Un nouveau groupe d’experts doit apporter des éclaircissements
Y a-t-il donc une nouvelle maladie mystérieuse au Canada? Sur les 48 patients connus, 46 ont été diagnostiqués par le même médecin, Alier Marrero. Ce dernier rejette toutefois les accusations de mauvais diagnostic.
Jusqu’au printemps 2021, il faisait partie des experts avec lesquels le gouvernement s’entretenait régulièrement. Or, au début du mois de juin, il a été remplacé… en même temps que l’ensemble du panel, comme les médias canadiens l’ont appris entre-temps. Aucune explication n’a été donnée et aucun des nouveaux experts n’aurait d’expérience en matière d’épidémies neuropathologiques. De plus, ils ont uniquement été chargés de déterminer si une nouvelle maladie faisait effectivement rage. Les enquêtes sur la cause de cette maladie ont été interrompues.

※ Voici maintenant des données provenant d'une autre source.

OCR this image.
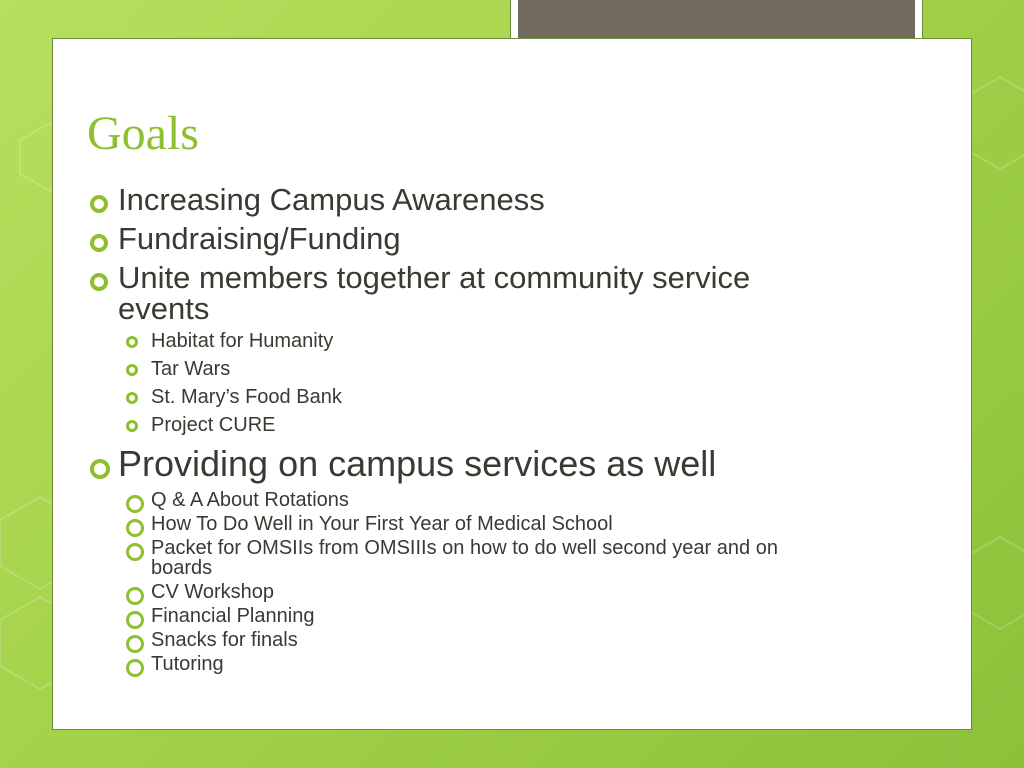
Goals
Increasing Campus Awareness
Fundraising/Funding
Unite members together at community service events
Habitat for Humanity
Tar Wars
St. Mary’s Food Bank
Project CURE
Providing on campus services as well
Q & A About Rotations
How To Do Well in Your First Year of Medical School
Packet for OMSIIs from OMSIIIs on how to do well second year and on boards
CV Workshop
Financial Planning
Snacks for finals
Tutoring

Alier Marrero a pris la parole publiquement à de nombreuses reprises depuis. Il affirme que le gouvernement local lui a interdit, ainsi qu’à ses collègues, d’ajouter les cas les plus récents au décompte, tout comme de tenir de nouvelles statistiques ou de parler de nouveaux décès.
Dans quelques semaines, le comité d’experts du gouvernement publiera son rapport. Il répondra à la question de savoir si une dangereuse maladie inconnue sévit réellement au Nouveau-Brunswick ou si toute cette histoire n’est qu’une malheureuse coïncidence.